Navy Destroyer USS ‘Stewart’ Lies Below Your Keel off Point Reyes

This doesn’t have much to do with sailing, but it does coincide with Fleet Week. An interesting sea story “resurfaced” recently after the discovery of the sunken Navy destroyer USS Stewart off Point Reyes in the Cordell Bank National Marine Sanctuary, back in August.

USS Stewart off of Cordell Bank.
The USS Stewart sits on Cordell Bank off Point Reyes.
© 2024 NOAA

In shades of Captain “Lucky Jack” Aubrey — hero of the Patrick O’Brian novels — the USS Stewart (DD 224) was captured, repaired and reflagged as a warship of the Imperial Japanese Navy during World War II. And then “captured” back!

The first incident happened in February 1942, when the then 22-year-old “four stacker” was in drydock in Surabaya (in east Java) after being damaged during the Battle of Badung Strait. Unable to get her out before the port was overrun, American forces set demolition charges to blow up the ship — and the drydock — and the coup de grace seemed to be a direct hit from a Japanese bomber. The Stewart’s name was struck from the Navy list a month later.

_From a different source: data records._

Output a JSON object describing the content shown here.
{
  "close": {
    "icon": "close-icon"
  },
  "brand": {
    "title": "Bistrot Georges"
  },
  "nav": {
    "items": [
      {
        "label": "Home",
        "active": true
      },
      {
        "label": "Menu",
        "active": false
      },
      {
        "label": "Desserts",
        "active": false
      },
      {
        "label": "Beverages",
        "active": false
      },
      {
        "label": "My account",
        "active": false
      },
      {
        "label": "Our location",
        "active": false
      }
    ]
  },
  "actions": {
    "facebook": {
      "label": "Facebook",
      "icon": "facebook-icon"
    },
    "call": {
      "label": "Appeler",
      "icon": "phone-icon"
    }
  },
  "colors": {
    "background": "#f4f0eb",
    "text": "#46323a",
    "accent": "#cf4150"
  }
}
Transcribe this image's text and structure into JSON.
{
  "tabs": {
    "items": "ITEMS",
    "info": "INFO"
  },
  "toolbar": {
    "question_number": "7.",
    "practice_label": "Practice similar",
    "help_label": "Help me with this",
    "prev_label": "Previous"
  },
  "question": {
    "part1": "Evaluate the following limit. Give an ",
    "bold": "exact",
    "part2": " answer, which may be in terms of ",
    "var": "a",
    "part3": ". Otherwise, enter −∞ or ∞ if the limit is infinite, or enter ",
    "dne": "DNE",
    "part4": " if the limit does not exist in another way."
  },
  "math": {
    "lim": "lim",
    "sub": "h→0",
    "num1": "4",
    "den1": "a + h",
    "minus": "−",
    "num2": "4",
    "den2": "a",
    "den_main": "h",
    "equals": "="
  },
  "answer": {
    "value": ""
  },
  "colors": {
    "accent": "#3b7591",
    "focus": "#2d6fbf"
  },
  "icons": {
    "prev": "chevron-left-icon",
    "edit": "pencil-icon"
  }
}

USS Stewart (DD-224) steaming at high speed, circa the 1920s or 1930s.
© 2024 U.S. Naval History and Heritage Command Photograph/Wikipedia

Imagine the surprise when American pilots started reporting an American warship operating deep in enemy waters. Turns out the Japanese navy raised the Stewart, repaired her, and commissioned her in the Imperial Navy as Patrol Boat 102! Under that designation, she participated in several operations, including the sinking of an American submarine (though she was not directly involved in that attack).

Soon after VJ Day, the ship was found laid up in Hiro Bay, only a few miles from Hiroshima.

In what was said to be an emotional ceremony, in October 1945 the USS Stewart was recommissioned into the US Navy. On the way home, her engines gave out near Guam, and she had to be towed the rest of the way to San Francisco. The old ship was decommissioned in 1946, with her last assignment being a target for bombing practice on the Cordell Bank. Navy Hellcat airplanes lit her up with rockets and thousands of 50 caliber rounds, but as before, the old gal refused to give up the ghost. It took a point-blank barrage from another Navy ship to finally send her to the bottom.

USS Stewart
The USS Stewart on San Francisco Bay after being towed home from the war.
© 2024 Image from the archives of the Vallejo Naval & Historical Museum

Autonomous drones operated by the marine robotics firm Ocean Infinity found the USS Stewart in August. She sits upright, and amazingly intact, in 3,500 feet of water.